STRUCTURAL EVOLUTION OF THE WESTERN DRAU RANGE, EASTERN ALPS: A DEXTRAL PRECURSOR OF THE PERIADRIATIC FAULT?
Within the DR, large tight high-amplitude, ca. E-trending, N-vergent folds prevail and indicate dominant N–S shortening. In the central and western part, the fold structure is overprinted by the DR South Margin (DRSM) fault representing a crustal-scale first-order strike-slip fault subparallel to the PA fault. The DRSM fault juxtaposes Permian-Lower Triassic siliciclastics to Middle Triassic to Jurassic carbonates, and incorporates major shear lenses of metamorphic basement rocks. Dislocation and counter-clockwise rotation of fold structures, including a prominent syncline with Jurassic formations, occurred along NW-trending splay faults.

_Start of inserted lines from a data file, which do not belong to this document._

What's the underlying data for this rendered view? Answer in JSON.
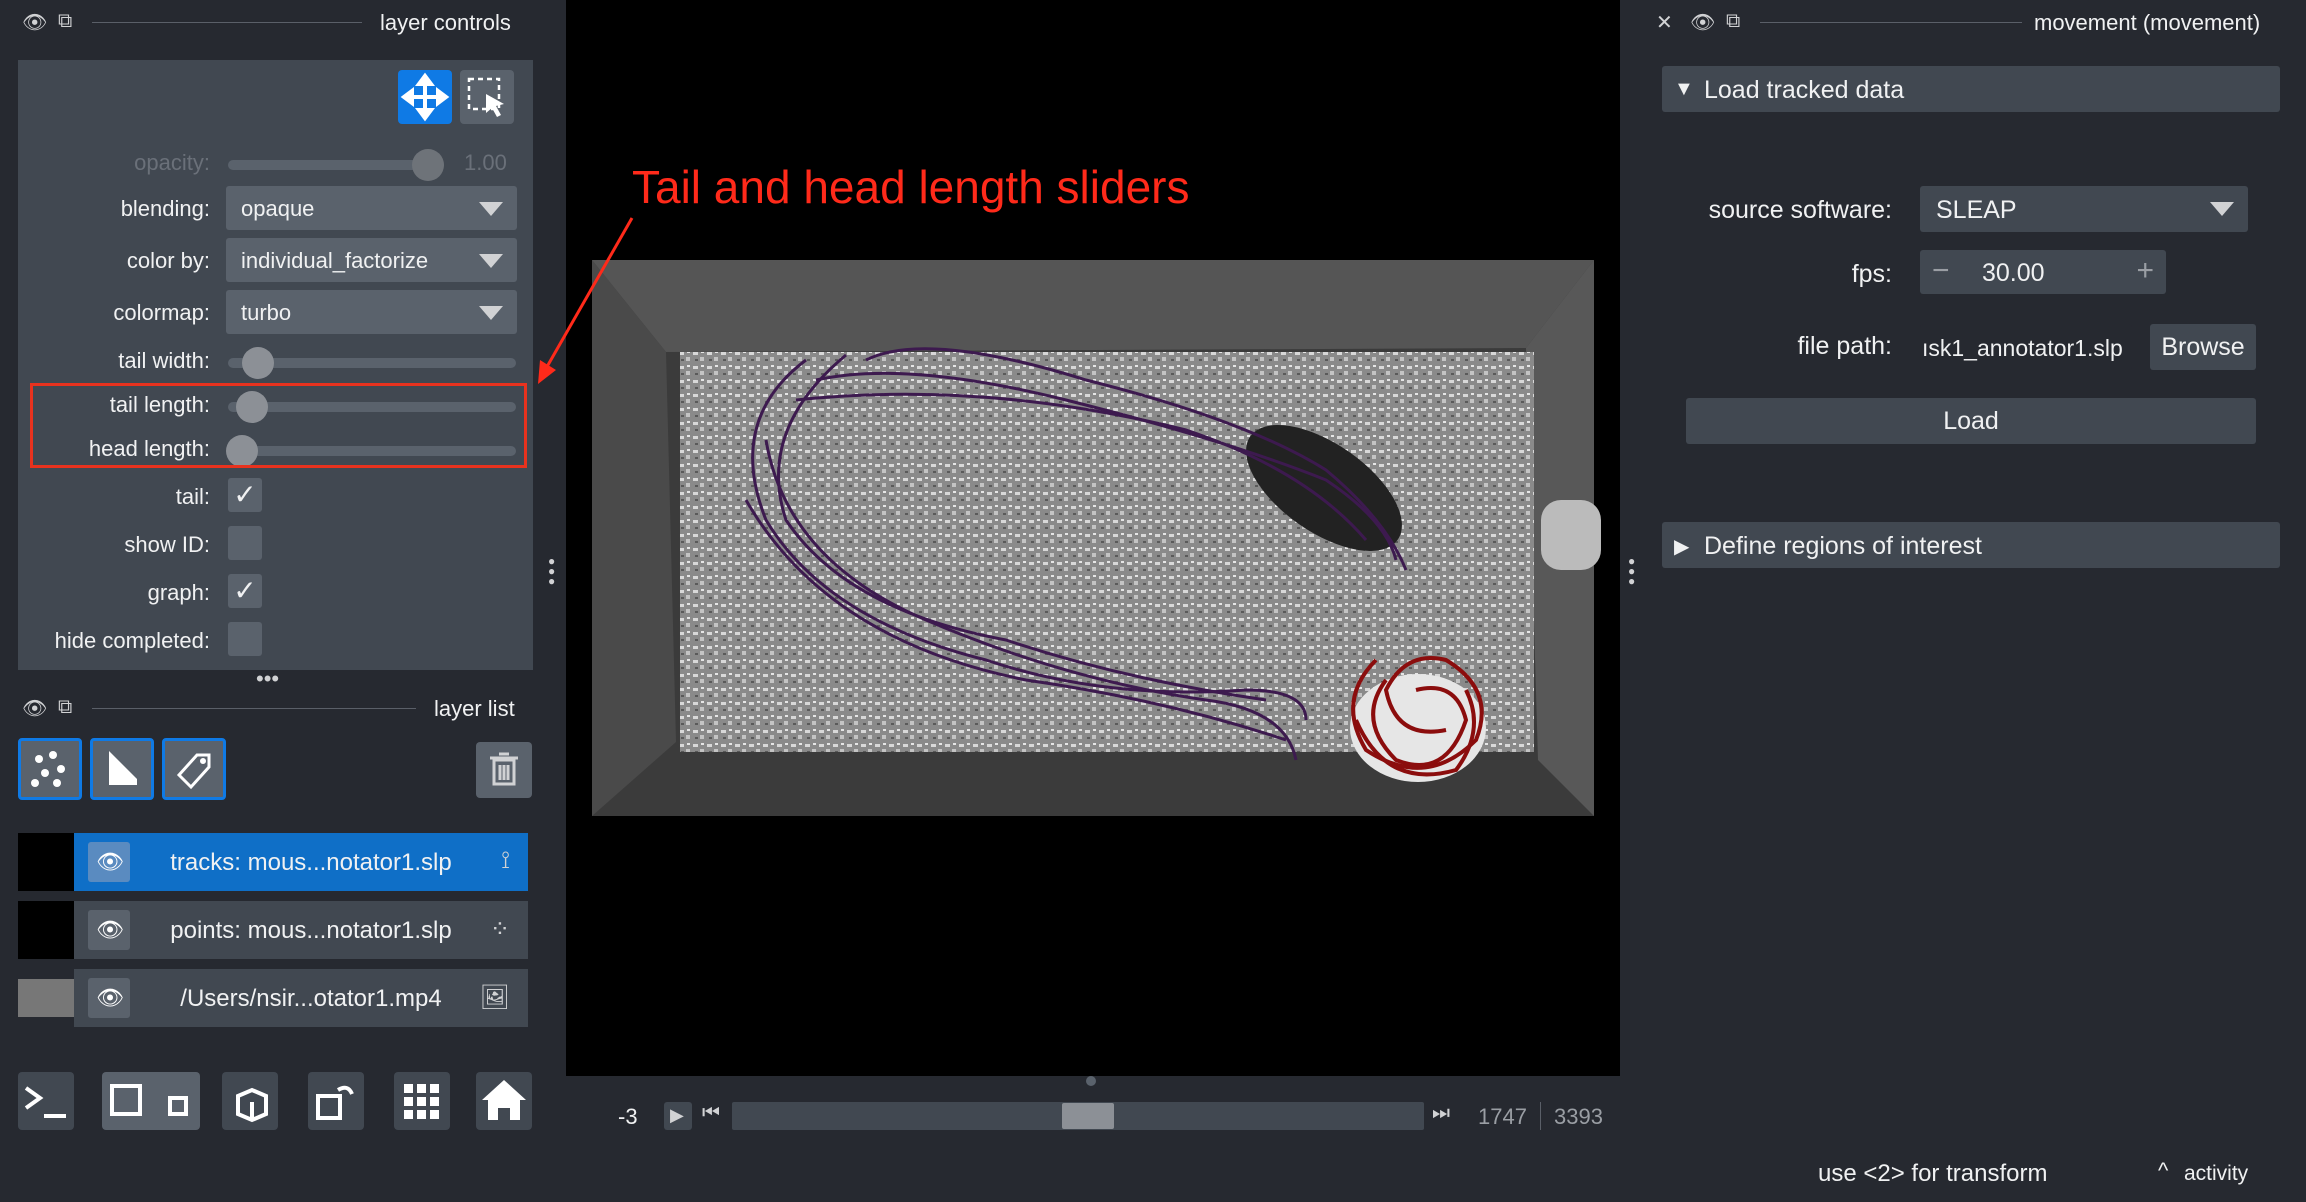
{
  "layer_controls": {
    "title": "layer controls",
    "opacity": {
      "label": "opacity:",
      "value": "1.00",
      "fraction": 1.0
    },
    "blending": {
      "label": "blending:",
      "value": "opaque"
    },
    "color_by": {
      "label": "color by:",
      "value": "individual_factorize"
    },
    "colormap": {
      "label": "colormap:",
      "value": "turbo"
    },
    "tail_width": {
      "label": "tail width:",
      "fraction": 0.1
    },
    "tail_length": {
      "label": "tail length:",
      "fraction": 0.05
    },
    "head_length": {
      "label": "head length:",
      "fraction": 0.0
    },
    "tail": {
      "label": "tail:",
      "checked": true
    },
    "show_id": {
      "label": "show ID:",
      "checked": false
    },
    "graph": {
      "label": "graph:",
      "checked": true
    },
    "hide_completed": {
      "label": "hide completed:",
      "checked": false
    }
  },
  "layer_list": {
    "title": "layer list",
    "layers": [
      {
        "name": "tracks: mous...notator1.slp",
        "selected": true,
        "icon": "tracks-icon"
      },
      {
        "name": "points: mous...notator1.slp",
        "selected": false,
        "icon": "points-icon"
      },
      {
        "name": "/Users/nsir...otator1.mp4",
        "selected": false,
        "icon": "image-icon"
      }
    ]
  },
  "annotation": {
    "text": "Tail and head length sliders",
    "color": "#ff2a1a"
  },
  "dims_slider": {
    "left_value": "-3",
    "current_frame": "1747",
    "total_frames": "3393",
    "position_fraction": 0.5
  },
  "plugin": {
    "title": "movement (movement)",
    "load_section": {
      "title": "Load tracked data",
      "source_software_label": "source software:",
      "source_software_value": "SLEAP",
      "fps_label": "fps:",
      "fps_value": "30.00",
      "file_path_label": "file path:",
      "file_path_value": "ısk1_annotator1.slp",
      "browse_label": "Browse",
      "load_label": "Load"
    },
    "roi_section": {
      "title": "Define regions of interest"
    }
  },
  "status": {
    "text": "use <2> for transform",
    "activity": "activity"
  },
  "colors": {
    "accent": "#0f6fc7",
    "panel": "#414851",
    "background": "#262930",
    "track_purple": "#3d1a4f",
    "track_red": "#8b0d0d"
  }
}
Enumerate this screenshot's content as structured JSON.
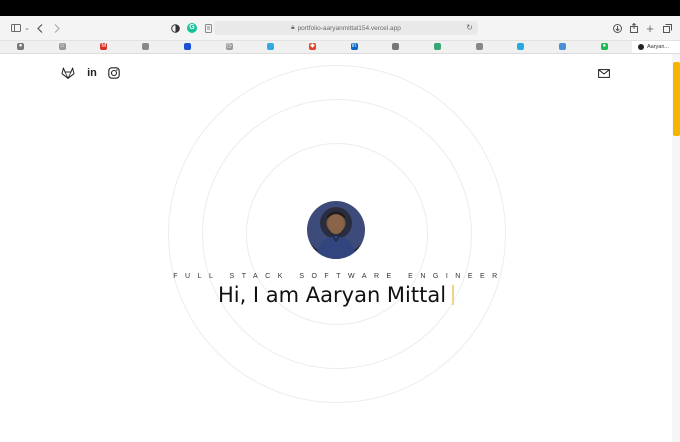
{
  "browser": {
    "url": "portfolio-aaryanmittal154.vercel.app",
    "active_tab_label": "Aaryan..."
  },
  "favorites": [
    {
      "icon": "apple-icon",
      "color": "#777777"
    },
    {
      "icon": "star-icon",
      "color": "#999999"
    },
    {
      "icon": "gmail-icon",
      "color": "#d93025"
    },
    {
      "icon": "globe-icon",
      "color": "#888888"
    },
    {
      "icon": "app-icon",
      "color": "#1a4fd6"
    },
    {
      "icon": "clock-icon",
      "color": "#999999"
    },
    {
      "icon": "circle-icon",
      "color": "#33aadd"
    },
    {
      "icon": "gitlab-icon",
      "color": "#e24329"
    },
    {
      "icon": "linkedin-icon",
      "color": "#0a66c2"
    },
    {
      "icon": "app-icon",
      "color": "#777777"
    },
    {
      "icon": "app-icon",
      "color": "#3aa675"
    },
    {
      "icon": "app-icon",
      "color": "#888888"
    },
    {
      "icon": "vercel-icon",
      "color": "#2aa9e0"
    },
    {
      "icon": "app-icon",
      "color": "#4a90d9"
    },
    {
      "icon": "spotify-icon",
      "color": "#1db954"
    }
  ],
  "socials": [
    "gitlab-icon",
    "linkedin-icon",
    "instagram-icon"
  ],
  "social_labels": {
    "linkedin": "in"
  },
  "hero": {
    "subtitle": "FULL STACK SOFTWARE ENGINEER",
    "headline": "Hi, I am Aaryan Mittal"
  },
  "colors": {
    "accent": "#f5b400",
    "caret": "#f0d28a"
  }
}
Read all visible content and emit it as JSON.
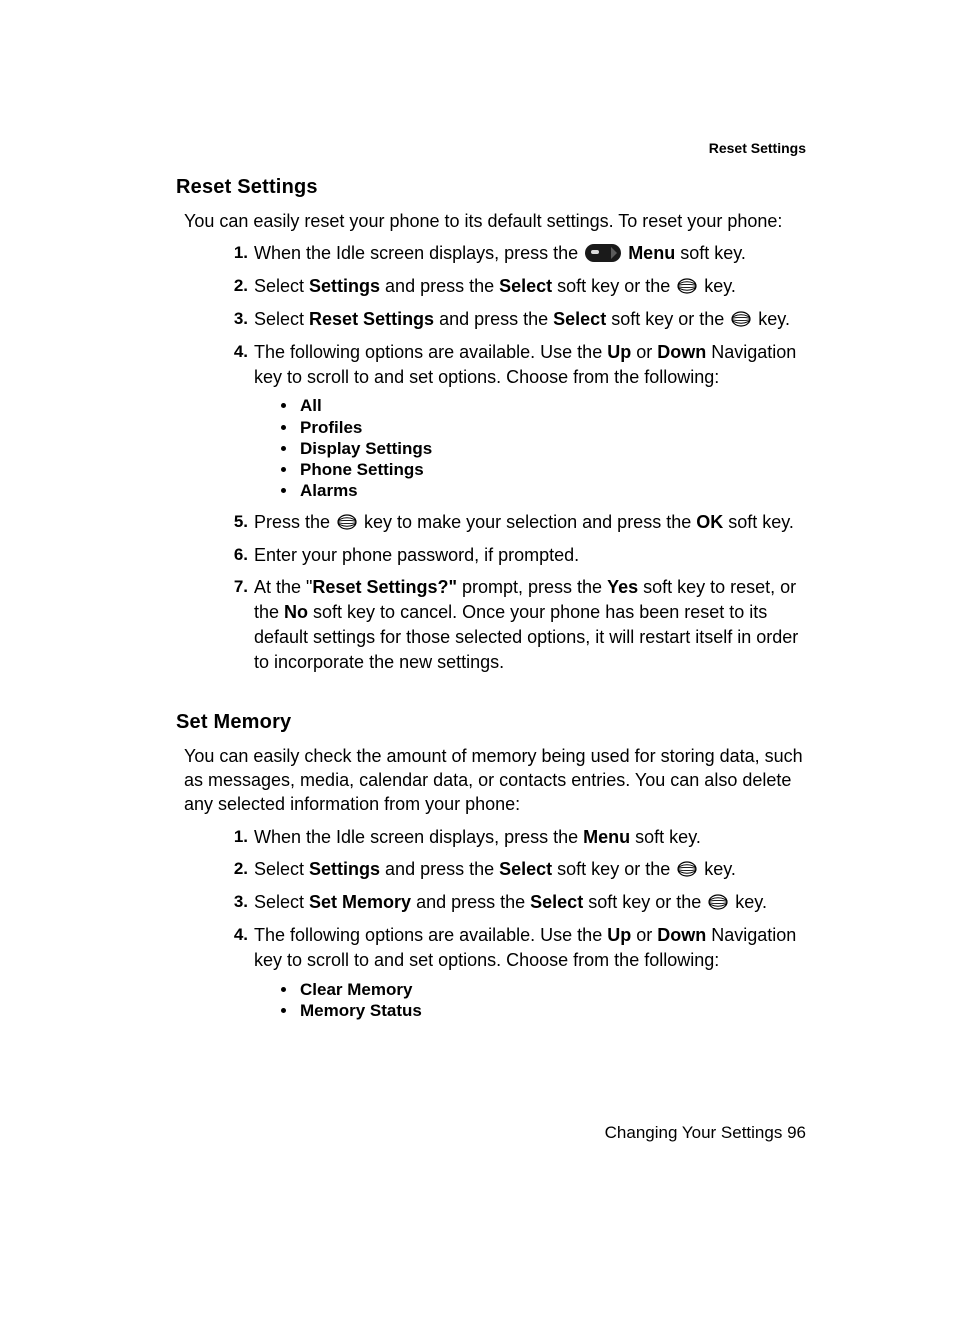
{
  "runningHeader": "Reset Settings",
  "footer": {
    "section": "Changing Your Settings",
    "page": "96"
  },
  "reset": {
    "heading": "Reset Settings",
    "intro": "You can easily reset your phone to its default settings. To reset your phone:",
    "steps": {
      "s1": {
        "num": "1.",
        "t1": "When the Idle screen displays, press the ",
        "b1": "Menu",
        "t2": " soft key."
      },
      "s2": {
        "num": "2.",
        "t1": "Select ",
        "b1": "Settings",
        "t2": " and press the ",
        "b2": "Select",
        "t3": " soft key or the ",
        "t4": " key."
      },
      "s3": {
        "num": "3.",
        "t1": "Select ",
        "b1": "Reset Settings",
        "t2": " and press the ",
        "b2": "Select",
        "t3": " soft key or the ",
        "t4": " key."
      },
      "s4": {
        "num": "4.",
        "t1": "The following options are available. Use the ",
        "b1": "Up",
        "t2": " or ",
        "b2": "Down",
        "t3": " Navigation key to scroll to and set options. Choose from the following:",
        "opts": {
          "o1": "All",
          "o2": "Profiles",
          "o3": "Display Settings",
          "o4": "Phone Settings",
          "o5": "Alarms"
        }
      },
      "s5": {
        "num": "5.",
        "t1": "Press the ",
        "t2": " key to make your selection and press the ",
        "b1": "OK",
        "t3": " soft key."
      },
      "s6": {
        "num": "6.",
        "t1": "Enter your phone password, if prompted."
      },
      "s7": {
        "num": "7.",
        "t1": "At the \"",
        "b1": "Reset Settings?\"",
        "t2": " prompt, press the ",
        "b2": "Yes",
        "t3": " soft key to reset, or the ",
        "b3": "No",
        "t4": " soft key to cancel. Once your phone has been reset to its default settings for those selected options, it will restart itself in order to incorporate the new settings."
      }
    }
  },
  "memory": {
    "heading": "Set Memory",
    "intro": "You can easily check the amount of memory being used for storing data, such as messages, media, calendar data, or contacts entries. You can also delete any selected information from your phone:",
    "steps": {
      "s1": {
        "num": "1.",
        "t1": "When the Idle screen displays, press the ",
        "b1": "Menu",
        "t2": " soft key."
      },
      "s2": {
        "num": "2.",
        "t1": "Select ",
        "b1": "Settings",
        "t2": " and press the ",
        "b2": "Select",
        "t3": " soft key or the ",
        "t4": " key."
      },
      "s3": {
        "num": "3.",
        "t1": "Select ",
        "b1": "Set Memory",
        "t2": " and press the ",
        "b2": "Select",
        "t3": " soft key or the ",
        "t4": " key."
      },
      "s4": {
        "num": "4.",
        "t1": "The following options are available. Use the ",
        "b1": "Up",
        "t2": " or ",
        "b2": "Down",
        "t3": " Navigation key to scroll to and set options. Choose from the following:",
        "opts": {
          "o1": "Clear Memory",
          "o2": "Memory Status"
        }
      }
    }
  }
}
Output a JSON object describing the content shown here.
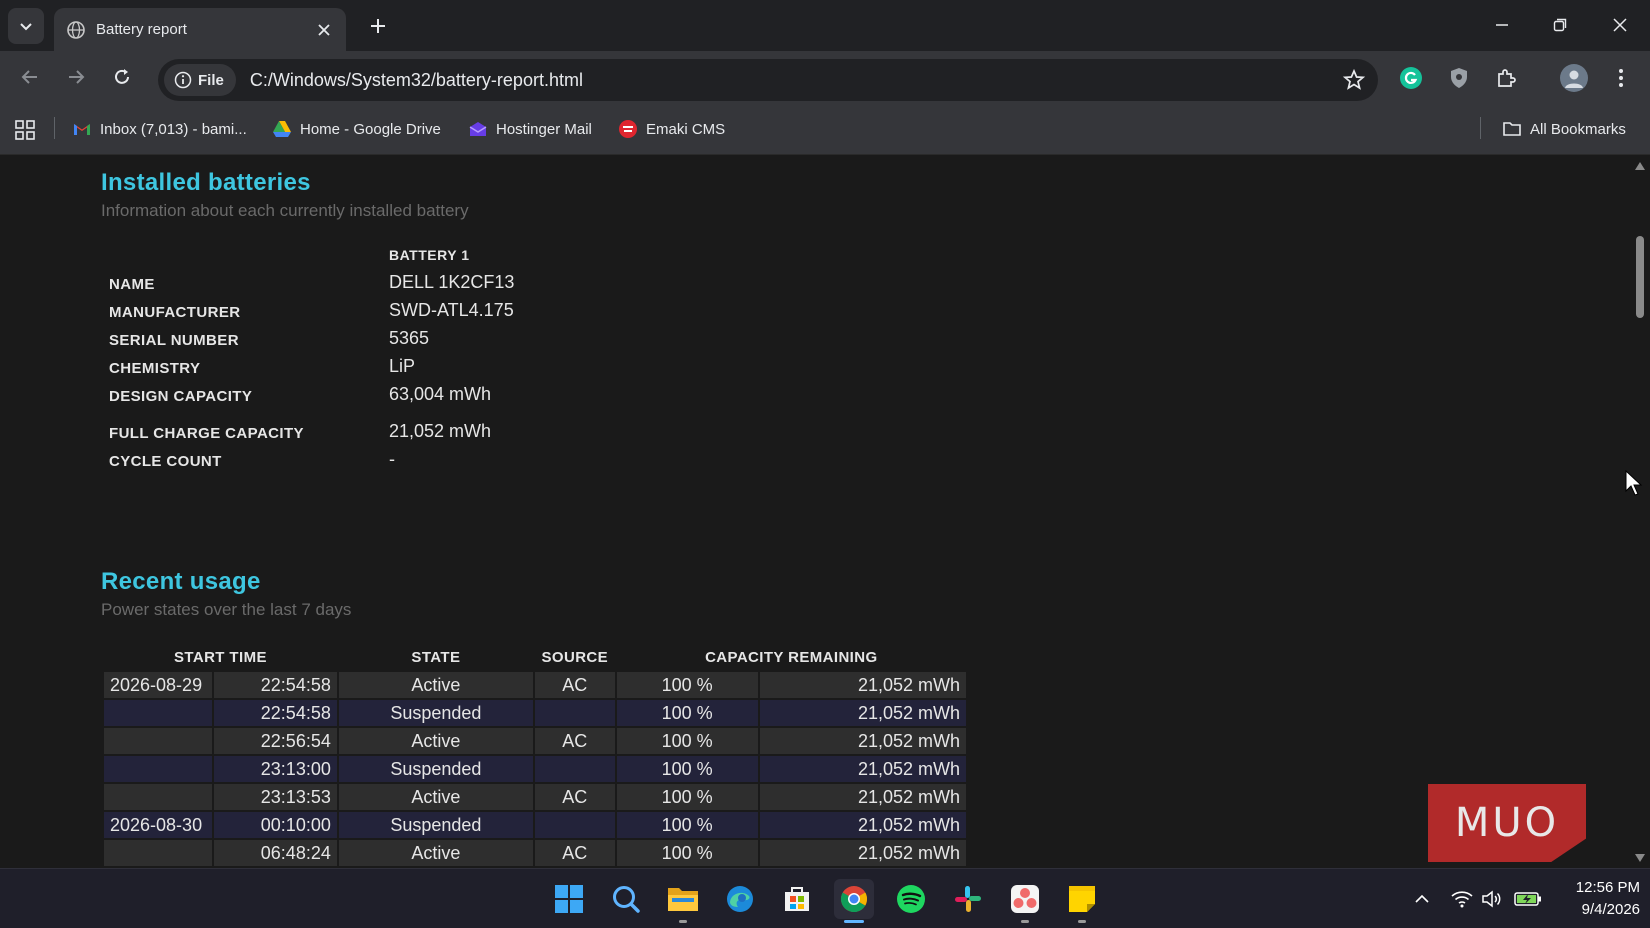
{
  "browser": {
    "tab": {
      "title": "Battery report"
    },
    "omnibox": {
      "site_chip": "File",
      "url": "C:/Windows/System32/battery-report.html"
    },
    "bookmarks": [
      {
        "label": "Inbox (7,013) - bami...",
        "icon": "gmail-icon"
      },
      {
        "label": "Home - Google Drive",
        "icon": "google-drive-icon"
      },
      {
        "label": "Hostinger Mail",
        "icon": "hostinger-icon"
      },
      {
        "label": "Emaki CMS",
        "icon": "emaki-icon"
      }
    ],
    "all_bookmarks": "All Bookmarks"
  },
  "installed": {
    "title": "Installed batteries",
    "subtitle": "Information about each currently installed battery",
    "column": "BATTERY 1",
    "rows": [
      {
        "label": "NAME",
        "value": "DELL 1K2CF13"
      },
      {
        "label": "MANUFACTURER",
        "value": "SWD-ATL4.175"
      },
      {
        "label": "SERIAL NUMBER",
        "value": "5365"
      },
      {
        "label": "CHEMISTRY",
        "value": "LiP"
      },
      {
        "label": "DESIGN CAPACITY",
        "value": "63,004 mWh"
      },
      {
        "label": "FULL CHARGE CAPACITY",
        "value": "21,052 mWh"
      },
      {
        "label": "CYCLE COUNT",
        "value": "-"
      }
    ]
  },
  "usage": {
    "title": "Recent usage",
    "subtitle": "Power states over the last 7 days",
    "headers": {
      "start": "START TIME",
      "state": "STATE",
      "source": "SOURCE",
      "capacity": "CAPACITY REMAINING"
    },
    "rows": [
      {
        "date": "2026-08-29",
        "time": "22:54:58",
        "state": "Active",
        "source": "AC",
        "pct": "100 %",
        "mwh": "21,052 mWh"
      },
      {
        "date": "",
        "time": "22:54:58",
        "state": "Suspended",
        "source": "",
        "pct": "100 %",
        "mwh": "21,052 mWh"
      },
      {
        "date": "",
        "time": "22:56:54",
        "state": "Active",
        "source": "AC",
        "pct": "100 %",
        "mwh": "21,052 mWh"
      },
      {
        "date": "",
        "time": "23:13:00",
        "state": "Suspended",
        "source": "",
        "pct": "100 %",
        "mwh": "21,052 mWh"
      },
      {
        "date": "",
        "time": "23:13:53",
        "state": "Active",
        "source": "AC",
        "pct": "100 %",
        "mwh": "21,052 mWh"
      },
      {
        "date": "2026-08-30",
        "time": "00:10:00",
        "state": "Suspended",
        "source": "",
        "pct": "100 %",
        "mwh": "21,052 mWh"
      },
      {
        "date": "",
        "time": "06:48:24",
        "state": "Active",
        "source": "AC",
        "pct": "100 %",
        "mwh": "21,052 mWh"
      }
    ]
  },
  "watermark": "MUO",
  "taskbar": {
    "apps": [
      "windows-start-icon",
      "search-icon",
      "file-explorer-icon",
      "edge-icon",
      "microsoft-store-icon",
      "chrome-icon",
      "spotify-icon",
      "slack-icon",
      "asana-icon",
      "sticky-notes-icon"
    ],
    "time": "12:56 PM",
    "date": "9/4/2026"
  },
  "colors": {
    "heading": "#3ec6e0",
    "row_odd": "#2e2e2e",
    "row_even": "#23233a",
    "watermark": "#b12a2a"
  }
}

The Drautal fault is younger than the DRSM. A prominent WNW-trending sinistral strike-slip duplex (Pittsberg wedge) with more than 10 km lateral offset has an uncertain age-relationship to the DRSM. A conjugate shear system indicating N-S shortening displaces the DRSM. The youngest visible structures are the NW-trending Isel and Möll Valley faults, which are interpreted as Riedel shears to the PA fault.
We discuss the tectonic significance of the DRSM together with other, hitherto not considered strike-slip faults (e.g. E-trending Bleiberg fault) along the southern margin of the DR and propose a tentative model: The DR is an original extension of the Mesozoic units now exposed 80 km to the W (Penserjoch), which was later disrupted by the Drautal and subsequently by the PA fault. In this case, the DRSM fault would represent a dextral precursor of the PA fault.